Indonesia pharmaceuticals market boosted by government changes towards foreign ownership

Press Release   •   Feb 13, 2013 11:45 GMT

Indonesia's pharmaceuticals market is forecast to report strong growth following the recent government changes to foreign ownership of drug companies. Foreign drug companies are now able to establish new operations in Indonesia which are 100% owned by themselves, opening up the market up for increased competition and investment which will ultimately raise the quality and output of local drug production.

The Asian pharmaceuticals markets are seeing mixed fortunes with the Philippines pharmaceuticals market witnessing slow growth compared to its neighbouring markets at the current time. Recent government policies in the Philippines have had a counter measure to growth with the new pricing drug law being implemented recently. Both Indonesia and the Philippines pharmaceutical markets are relatively attractive to foreign companies with both ranking in the top 20 most populated countries which ultimately results in a larger potential patient pool. It is clear that in the emerging markets, changes in government policy is having a big effect on the future growth prospects of the pharmaceutical markets and inward investment. For instance, the recent approval of the Universally Accessible Cheaper and Quality Medicines Act that includes the Maximum Drug Retail Price (MDRP) scheme in Indonesia has altered the dynamics of Indonesia's pharmaceutical industry. MDRP called for a 50% price reduction for more than 100 specified drugs in the market place.

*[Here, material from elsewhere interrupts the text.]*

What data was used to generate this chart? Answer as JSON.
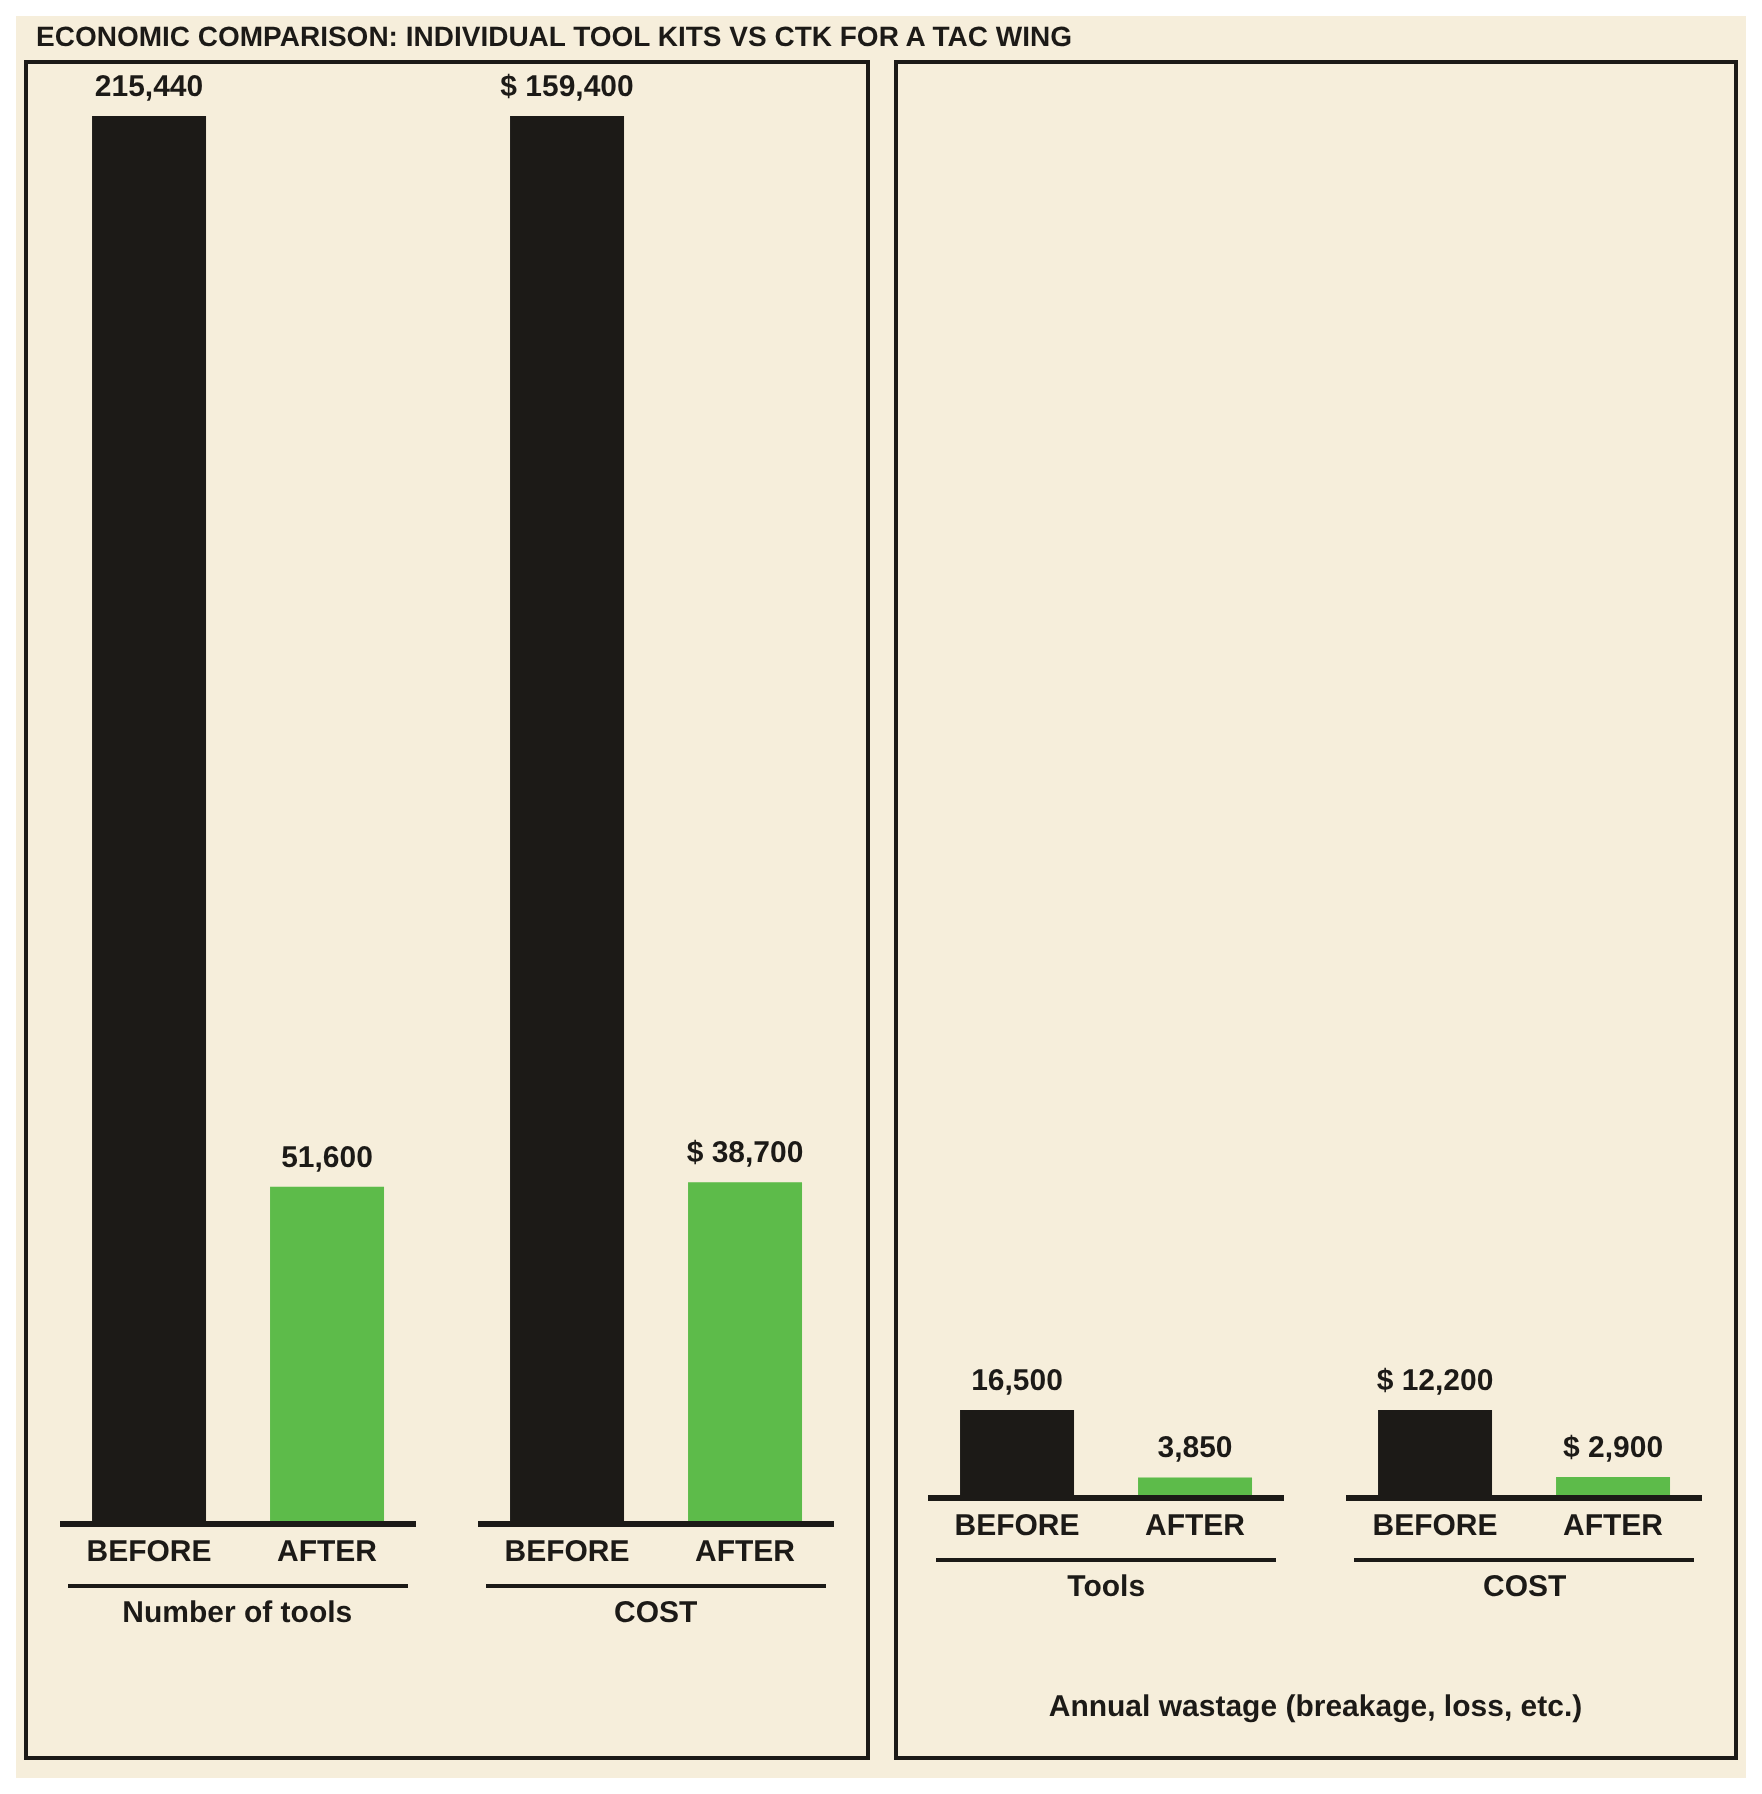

The demands for patient care and medical assistance are often not met in the emerging countries such as Indonesia and the Philippines and it is the relaxation of laws relating to foreign investment which is likely to accelerate inward investment and ultimately allow increased investment and drug production meet the supply required. In Indonesia, the CRO market is not as favourable for drugs registration procedures as it currently takes 300 days after submission to the Indonesia Food and Drug Monitoring Agency (BPOM). The Philippines CRO market, on the other hand, is more favourable with its more relaxed regulatory environment and large patient base. However, both these countries are seeing increased interest from foreign companies to capitalise on the relaxation of government laws and large patient pool which require improved and more widespread medical care.

The Indonesian pharmaceutical market is projected to represent the sixth largest market in the Asia Pacific region by 2016 as research forecasts the market to grow at a high single-digit CAGR in US dollar terms during the forecast period. In 2010, over 250 pharmaceutical manufacturers were operating in Indonesia with the majority located in Java. However, this number is expected to rise with the relaxed foreign investment laws being passed. The lack of R&D investment by local companies in Indonesia has affected the market and so expected increased investment from foreign companies is forecast to address this issue.